Samuel Cate Prescott:—Pioneer Food Technologist—Gifted Teacher—-Poet, Humanist—Mr. Mit—Friend to Many

1981 
Publisher Summary This chapter discusses the life of Samuel Cate Prescott, which spans an era from that when the term “microbe” was first used by Sedillot in 1878 to that beyond the discovery of DNA in 1953. Samuel Cate Prescott was born of an old New England family in the rural village of South Hampton, New Hampshire, on April 15, 1872. Dr. Prescott attended the Massachusetts Institute of Technology (MIT) from 1890 to 1894, obtaining his Bachelor's of Science degree in chemistry in 1894. Immediately after graduation from MIT, Dr.

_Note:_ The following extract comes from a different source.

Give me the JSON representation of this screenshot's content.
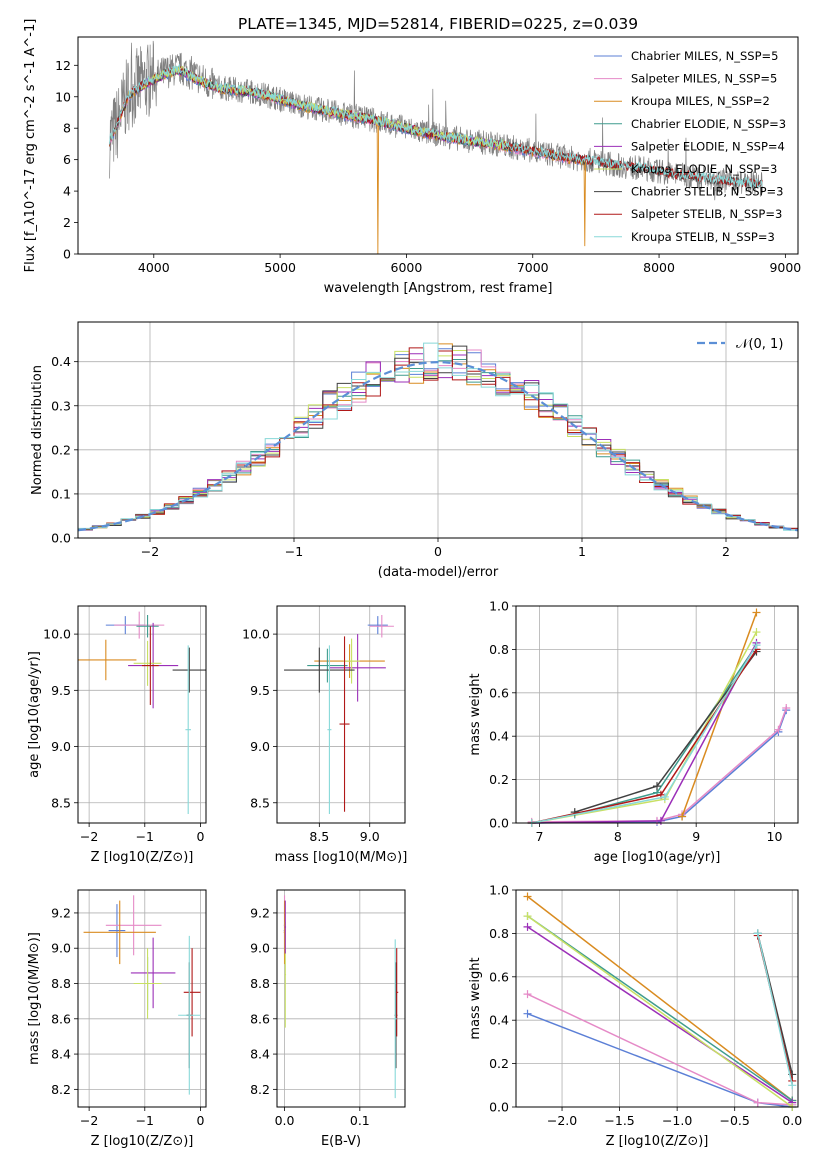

Prescott became bacteriologist and assistant chemist at the Sewage Purification Works of the City of Worcester, Massachusetts, for five months. In 1917, prior to America's entry into World War I, Dr. Prescott entered the military service as a major in the Sanitary Corps of the U. S. Army, where he was the in charge of research and dehydration of food and was an inspector of quartermaster stores in large training camps. Dr. Prescott's work on refrigeration as a method of food preservation is indicative of the catholicity of his interests as a scientist and technologist. Dr. Prescott, more than any other individual was probably responsible for the first two Food Technology Conferences at MIT in 1937 and 1940, which were the basis for the foundation of the Institute of Food Technologists (IFT). In addition to the two highly prized awards of the Institute of Food Technologists, Dr. Prescott received two honorary doctorates. Dr. Prescott became the head of the Department of Biology at MIT in 1922 after Sedgwick passed away.